Unfortunately after I had found the om I never bothered to buy a new string to wear it with
and eventually I ended up forgetting about wearing it. Every morning I do however wake up
and see it sitting on my side table reminding me of all the memories I made whilst wearing it.
White lies
Liar liar pants on fire, a saying as old as time; but what is the difference between a lie and a
white lie. From what I have been able to gather from limited research is that a lie is usually
used by people to get out of trouble or to negatively impact others but a white lie is used to
positively help others or to get out of small tasks such as work, meetings etc.

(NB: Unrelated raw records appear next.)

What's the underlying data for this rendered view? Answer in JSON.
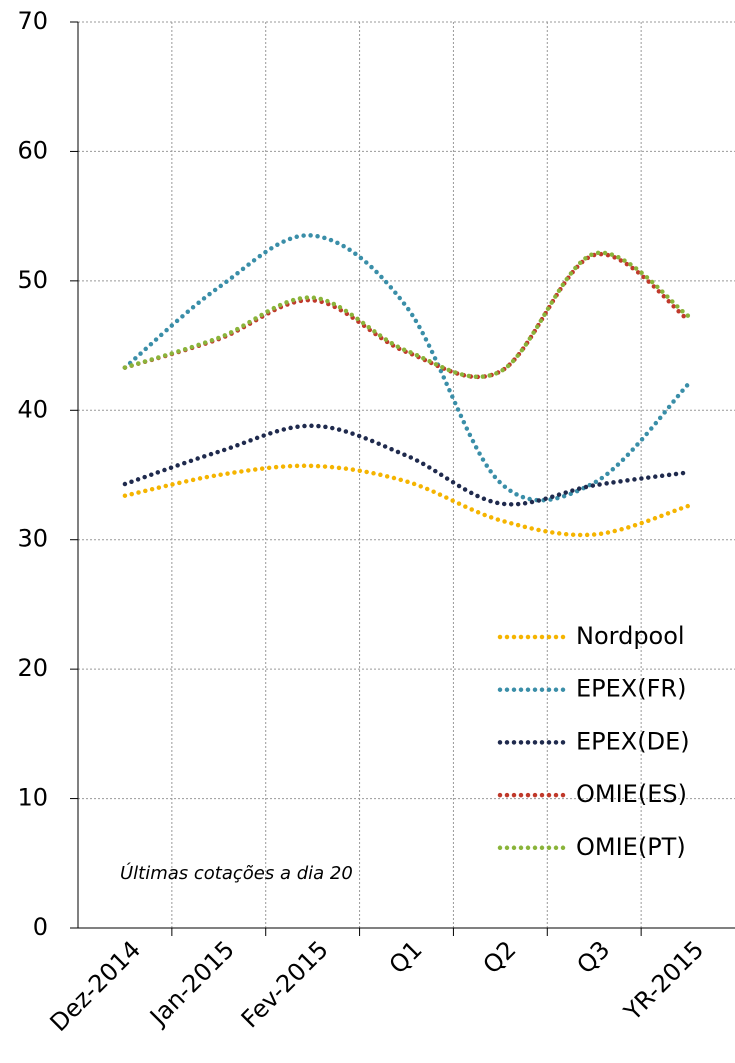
{
  "chart_data": {
    "type": "line",
    "categories": [
      "Dez-2014",
      "Jan-2015",
      "Fev-2015",
      "Q1",
      "Q2",
      "Q3",
      "YR-2015"
    ],
    "series": [
      {
        "name": "Nordpool",
        "color": "#f5b400",
        "values": [
          33.4,
          35.0,
          35.7,
          34.5,
          31.5,
          30.4,
          32.6
        ]
      },
      {
        "name": "EPEX(FR)",
        "color": "#3a8ea8",
        "values": [
          43.3,
          49.5,
          53.5,
          48.0,
          34.4,
          34.4,
          42.0
        ]
      },
      {
        "name": "EPEX(DE)",
        "color": "#1f2a4d",
        "values": [
          34.3,
          36.8,
          38.8,
          36.5,
          32.8,
          34.2,
          35.2
        ]
      },
      {
        "name": "OMIE(ES)",
        "color": "#c0392b",
        "values": [
          43.3,
          45.5,
          48.5,
          44.5,
          43.0,
          52.0,
          47.0
        ]
      },
      {
        "name": "OMIE(PT)",
        "color": "#8ab43a",
        "values": [
          43.3,
          45.6,
          48.7,
          44.6,
          43.0,
          52.1,
          47.3
        ]
      }
    ],
    "annotation": "Últimas cotações a dia 20",
    "ylim": [
      0,
      70
    ],
    "yticks": [
      0,
      10,
      20,
      30,
      40,
      50,
      60,
      70
    ],
    "grid": true,
    "legend": "lower right"
  }
}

A white lie that my mum once told me was that having the inside light of the car on at night is
illegal. I believed this white lie up until I had to write this task as I asked Ciara what is a white
lie you were told by your mum and she said “that the light inside your car isn’t legally allowed
to be on”, even though it is. I believe that I was told this white lie because having the light on
was distracting and my mum most likely didn’t want distractions in the car when driving at
night. This lie has affected me up until today because everytime any of my friends turn the
inside light on when I’m driving I would tell them to turn it off as I was under the impression it
was illegal.

Although I only learned that having the light on inside the car whilst driving wasn’t illegal and
was a white lie my mum told me when I was 17 I was able to catch on to another white lie
she told me much earlier in my life. On my first day of kindergarten when I got to school and
the teacher said that the first person to get the question right wins a chocolate. I was keen to
answer the question first as I loved the taste of chocolate as it squashed in my mouth and
because it came in small little blue balls that I could easily toss into my mouth without feeling
overly full.

Luckily I was first in my class to answer the question and I was given a kinder chocolate
strip. When I received the kinder chocolate I wa very confused as it didn’t look anything like
what I thought chocolate was so out of curiosity I saved the chocolate put it in my school bag
and took it home to my mum to find out why the chocolate she gave me at home looked
nothing like the one I had received at school. When I got home I showed my mum the
chocolate I had been given. My mum explained that she hadn’t been telling me the truth and
that what she had been telling me was chocolate was actually blueberries. I don’t think that
this white lie was bad at all as it didn’t harm anyone and was her way of trying to get me to
eat as healthy as possible so that I could grow up to be healthy and fit enough to do stuff
rather than unhealthy and unable to run around. Overall I think white lies can both positively
and negatively impact people no matter if there is malice behind the lie or not.